First there was the igloo. Really, Moona and Nikita's idea and an architectural feat, this wonder-of-the-glen provided much joyous labour, thrills and frissons (thank you volunteers, willing-or-not), picnic and event site (very nearly hosted weddings and book fairs), shelter (for those brave and foolish enough to actually sleep in it...), photo-shoot background and much trivial conversation.
Then there was all that walking, the roads being often closed to any vehicles more sophisticated than a sledge. We walked to Traquair, Traquair walked to us, or we met half-way and then walked some more, in whatever direction the wind blew. On one such walk, out to meet five children, I passed seven sheep, three deer and a hare. They stood in the snow, still and dazed. If dinner could be so puzzlingly close, yet so hard to get under that burning ice, so far, they didn't seem to care how close a clumsy human stepped. The hare loped away at the last minute, raising a silent flurry of snow. Silence so deep that I could hear the children from a mile off. When we finally met, our eyebrows were white, our lips blue and if there had once been toes, we'd long forgotten how they felt.

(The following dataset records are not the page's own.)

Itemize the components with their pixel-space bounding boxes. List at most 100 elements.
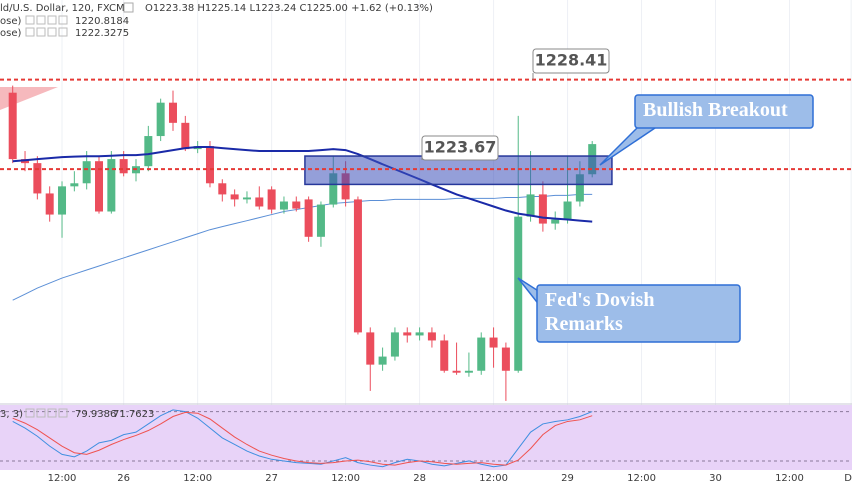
icon xyxy=(25,408,35,418)
icon xyxy=(36,27,46,37)
x-tick-label: 12:00 xyxy=(627,473,656,484)
annotations: 1228.41 1223.67 Bullish Breakout Fed's Dovi… xyxy=(0,48,852,343)
callout-text: Remarks xyxy=(545,313,623,335)
candle-body xyxy=(514,216,523,371)
icon xyxy=(47,15,57,25)
candle-body xyxy=(181,122,190,150)
candle-body xyxy=(477,337,486,371)
candle-body xyxy=(501,347,510,371)
candle-body xyxy=(341,173,350,200)
icon xyxy=(36,408,46,418)
candle-body xyxy=(353,199,362,333)
candle-body xyxy=(82,161,91,184)
candle-body xyxy=(255,197,264,207)
x-tick-label: 12:00 xyxy=(331,473,360,484)
candle-body xyxy=(415,332,424,336)
icon xyxy=(58,15,68,25)
moving-average xyxy=(12,193,593,301)
candle-body xyxy=(107,159,116,212)
candle-body xyxy=(144,136,153,167)
price-label: 1223.67 xyxy=(424,138,497,157)
legend: ld/U.S. Dollar, 120, FXCM O1223.38 H1225… xyxy=(0,2,433,420)
stoch-lines xyxy=(12,409,593,468)
ma-value: 1220.8184 xyxy=(75,16,129,27)
ma-value: 1222.3275 xyxy=(75,28,129,39)
icon xyxy=(58,27,68,37)
candle-body xyxy=(218,183,227,195)
candle-body xyxy=(316,204,325,237)
label-box xyxy=(421,135,499,161)
candle-body xyxy=(119,159,128,174)
stoch-line xyxy=(12,409,593,468)
candle-body xyxy=(366,332,375,365)
candle-body xyxy=(563,201,572,220)
candle-body xyxy=(230,194,239,200)
stoch-line xyxy=(12,411,593,466)
candle-body xyxy=(95,161,104,212)
x-tick-label: 12:00 xyxy=(183,473,212,484)
candle-body xyxy=(70,183,79,187)
ma-name: ose) xyxy=(0,28,21,39)
icon xyxy=(58,408,68,418)
callout-pointer xyxy=(599,124,657,166)
candle-body xyxy=(452,370,461,373)
candle-body xyxy=(489,337,498,348)
icon xyxy=(25,27,35,37)
x-tick-label: 29 xyxy=(561,473,574,484)
candle-body xyxy=(156,102,165,137)
label-box xyxy=(532,48,610,74)
x-tick-label: 26 xyxy=(117,473,130,484)
candle-body xyxy=(538,194,547,224)
callout xyxy=(634,94,814,129)
stoch-name: 3, 3) xyxy=(0,409,23,420)
callout-text: Bullish Breakout xyxy=(643,99,788,121)
icon xyxy=(36,15,46,25)
ma-name: ose) xyxy=(0,16,21,27)
candle-body xyxy=(242,197,251,200)
candle-body xyxy=(403,332,412,336)
candle-body xyxy=(168,102,177,123)
candle-body xyxy=(33,163,42,194)
x-tick-label: 30 xyxy=(709,473,722,484)
callout-text: Fed's Dovish xyxy=(545,289,654,311)
candle-body xyxy=(427,332,436,341)
icon xyxy=(123,2,134,13)
icon xyxy=(25,15,35,25)
stoch-value: 71.7623 xyxy=(113,409,154,420)
candle-body xyxy=(58,186,67,215)
candle-body xyxy=(329,173,338,205)
candle-body xyxy=(267,189,276,210)
x-tick-label: 28 xyxy=(413,473,426,484)
price-label: 1228.41 xyxy=(535,51,608,70)
stochastic-pane xyxy=(0,403,852,470)
x-tick-label: 12:00 xyxy=(479,473,508,484)
candle-body xyxy=(292,201,301,209)
candle-body xyxy=(464,370,473,373)
grid: 12:00 26 12:00 27 12:00 28 12:00 29 12:00 30 12:00… xyxy=(48,0,852,484)
symbol: ld/U.S. Dollar, 120, FXCM xyxy=(0,3,125,14)
icon xyxy=(47,27,57,37)
candle-body xyxy=(8,92,17,160)
candle-body xyxy=(279,201,288,210)
ohlc: O1223.38 H1225.14 L1223.24 C1225.00 +1.6… xyxy=(145,3,433,14)
candle-body xyxy=(575,174,584,202)
candle-body xyxy=(551,219,560,224)
callout xyxy=(536,284,741,343)
candle-body xyxy=(440,340,449,371)
candle-body xyxy=(390,332,399,357)
candle-body xyxy=(378,356,387,365)
pane-background xyxy=(0,405,852,470)
icon xyxy=(47,408,57,418)
moving-average xyxy=(12,146,593,223)
candle-body xyxy=(45,193,54,215)
price-pane xyxy=(8,85,597,401)
x-tick-label: 12:00 xyxy=(48,473,77,484)
candle-body xyxy=(526,194,535,217)
candle-body xyxy=(304,199,313,237)
stoch-value: 79.9386 xyxy=(75,409,116,420)
x-tick-label: 27 xyxy=(265,473,278,484)
x-tick-label: 12:00 xyxy=(775,473,804,484)
zone xyxy=(304,155,613,186)
x-tick-label: De xyxy=(844,473,852,484)
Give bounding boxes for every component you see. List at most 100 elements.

Thank goodness for baths and fires. And charades. We had some epic charades marathons. We made lists upon lists of devilish clues and then ran and flapped about, purred and roared and generally went mad trying to convey them to enthusiastic but misguided teams. Watch out, enemies: things like “Cloudy with a Chance of Meatballs” and “Risk” remain un-mimed...

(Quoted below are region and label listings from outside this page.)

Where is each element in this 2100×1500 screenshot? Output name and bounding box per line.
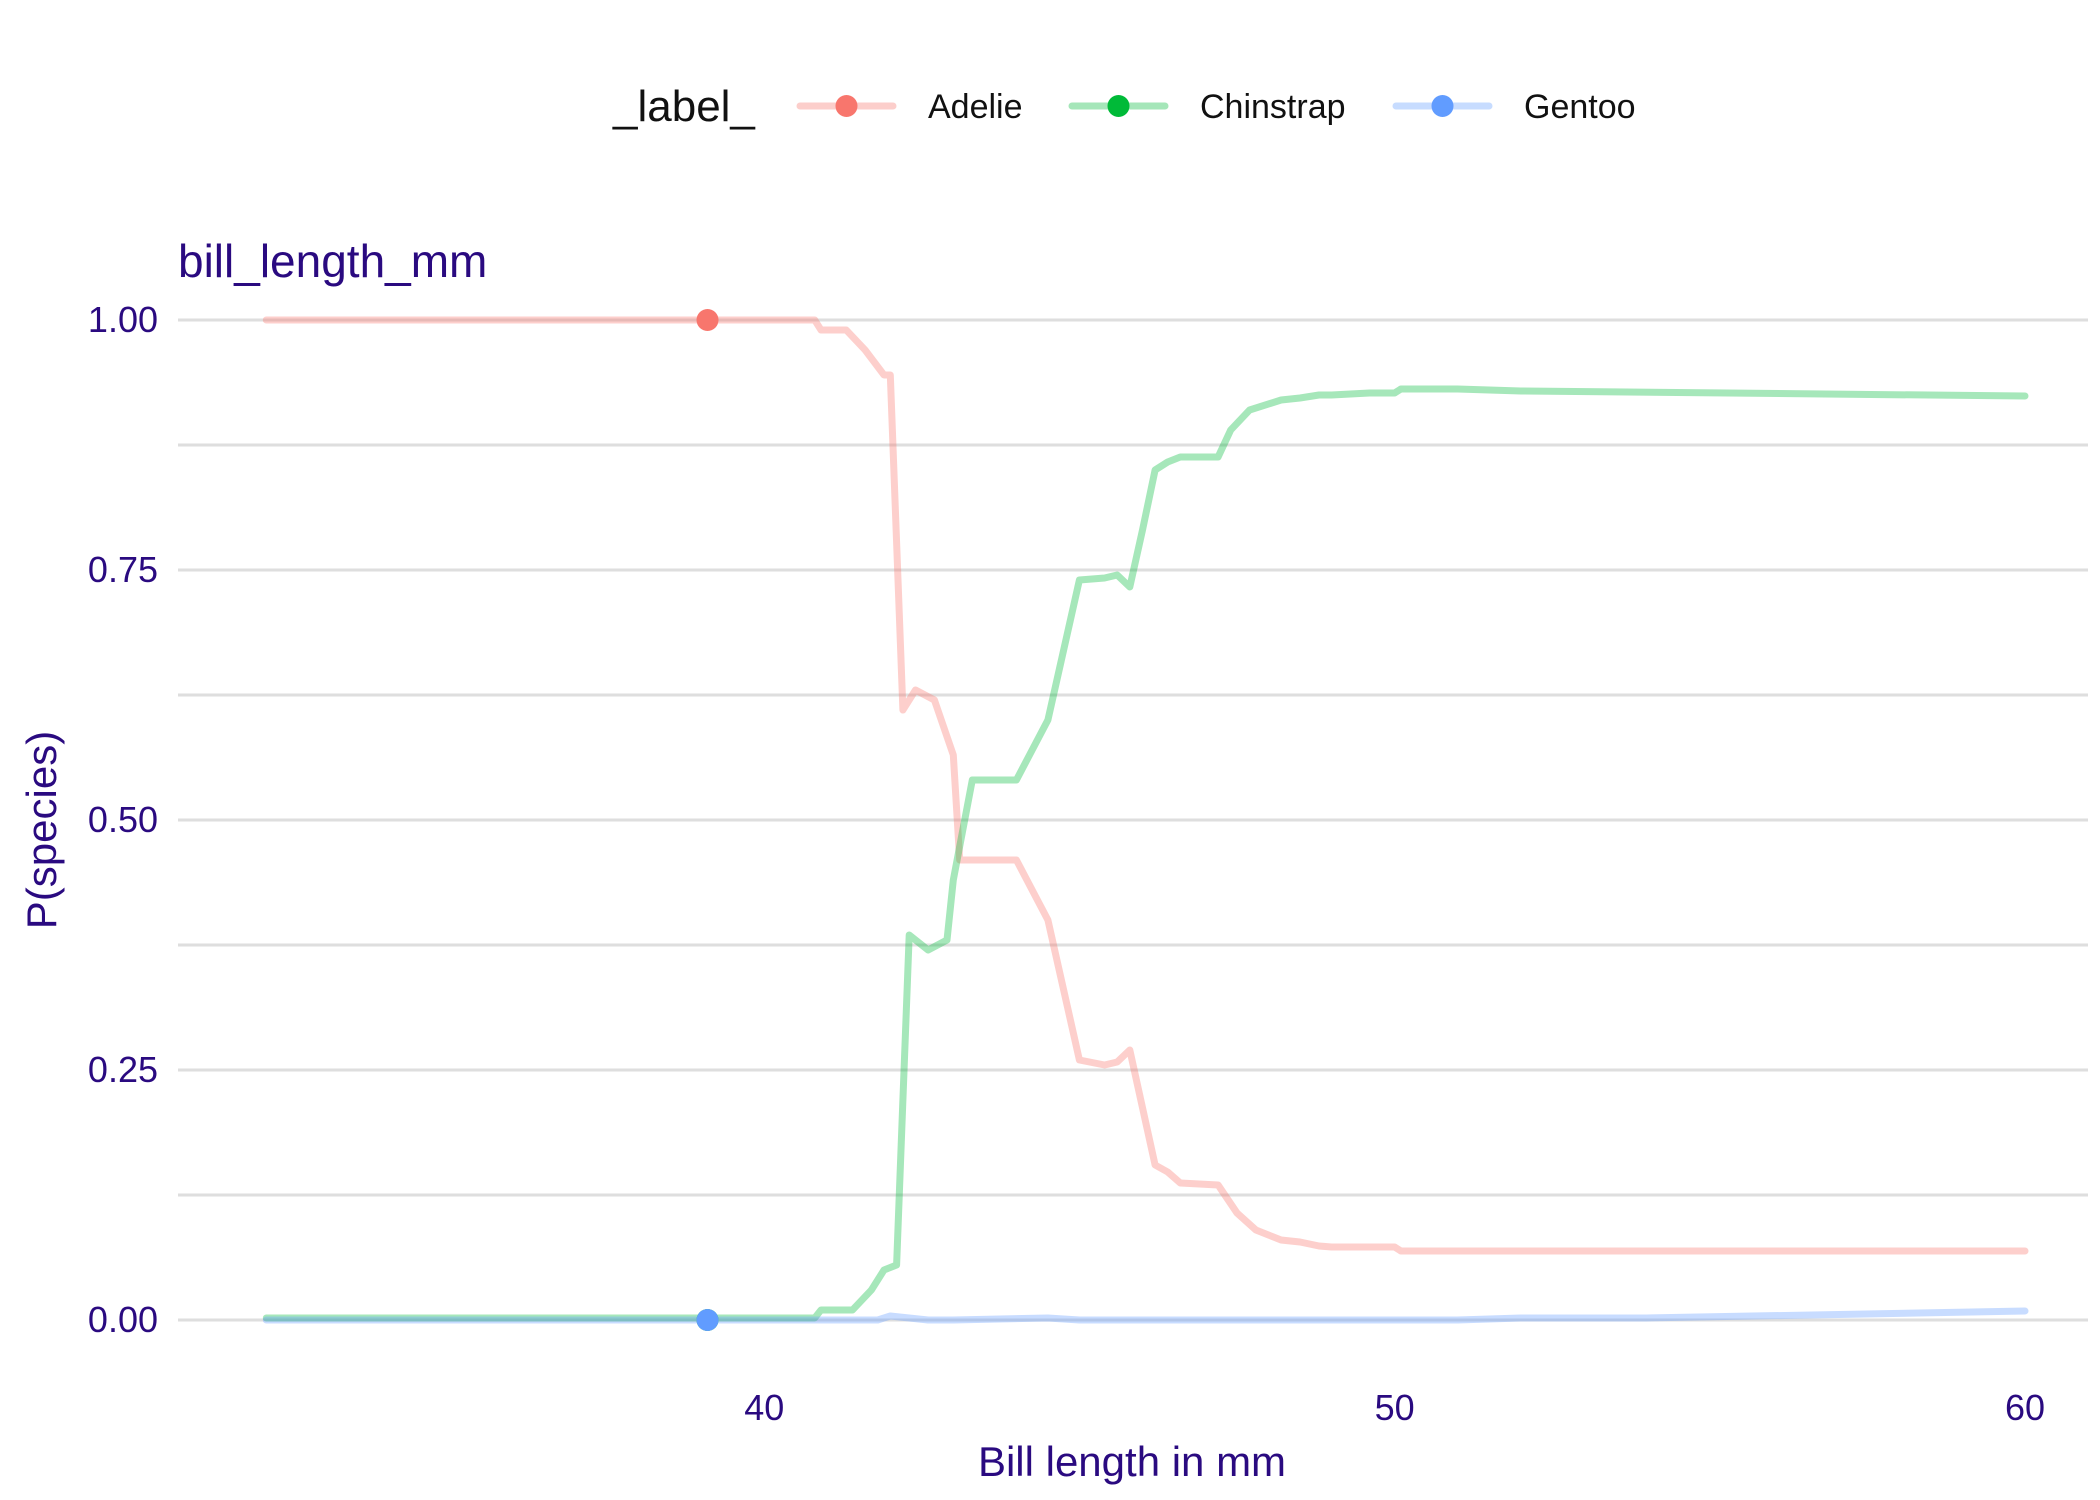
series-line-adelie (262, 316, 2029, 1255)
x-tick-labels: 40 50 60 (744, 1387, 2045, 1428)
x-axis-title: Bill length in mm (978, 1438, 1286, 1485)
series-lines (262, 316, 2029, 1324)
y-tick-label: 0.25 (88, 1049, 158, 1090)
y-tick-label: 0.00 (88, 1299, 158, 1340)
legend: _label_ Adelie Chinstrap Gentoo (612, 82, 1636, 131)
legend-key-point-adelie (835, 95, 858, 117)
y-tick-label: 0.75 (88, 549, 158, 590)
panel-title: bill_length_mm (178, 235, 487, 287)
legend-label-chinstrap: Chinstrap (1200, 88, 1346, 126)
series-line-gentoo (262, 1307, 2029, 1324)
observation-points (696, 309, 719, 1331)
legend-label-gentoo: Gentoo (1524, 88, 1636, 126)
y-tick-labels: 0.00 0.25 0.50 0.75 1.00 (88, 299, 158, 1340)
grid (178, 318, 2088, 1322)
legend-key-point-gentoo (1431, 95, 1454, 117)
y-tick-label: 1.00 (88, 299, 158, 340)
x-tick-label: 60 (2005, 1387, 2045, 1428)
x-tick-label: 40 (744, 1387, 784, 1428)
observation-point-gentoo (696, 1309, 719, 1331)
y-axis-title: P(species) (18, 731, 65, 929)
series-line-chinstrap (262, 385, 2029, 1322)
x-tick-label: 50 (1375, 1387, 1415, 1428)
y-tick-label: 0.50 (88, 799, 158, 840)
observation-point-adelie (696, 309, 719, 331)
legend-label-adelie: Adelie (928, 88, 1023, 126)
legend-key-point-chinstrap (1107, 95, 1130, 117)
legend-title: _label_ (612, 82, 755, 131)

Every now and again, there was a scurry about shelves and larders, counting eggs and bags of flour, measuring rations and planning meals. The supermarket was suddenly inaccessible, too far, and at the height of the blizzard, also empty as people bought supplies for an entire winter. I had never thought I'd see an empty shelf in a Scottish supermarket, but there. They now know (a little of) how I grew up.
We took trips to the hens' houses daily, and broke the ice in their water bowls, and scattered seeds in the snow. Amazingly, there were always eggs in their nests, what complete, clucking heroes, pretty much keeping us in pancakes for the duration.
If anything, the Freeze was a gentle reminder (for now) that we are only one small step from a more rustic, rudimentary way of life. As water pipes froze and burst, as supermarkets emptied, as roads became paths and paths became fields, we found ourselves living very different lives. Chop wood, keep fires going, build igloos. Collect eggs, make bread, eat simple meals. Play in the snow all day, then play games in candlelight.
Frankly, who needs more? The Freeze stopped cars and trains and planes and we were lucky to stay a little longer. In fact we didn't want to leave at all.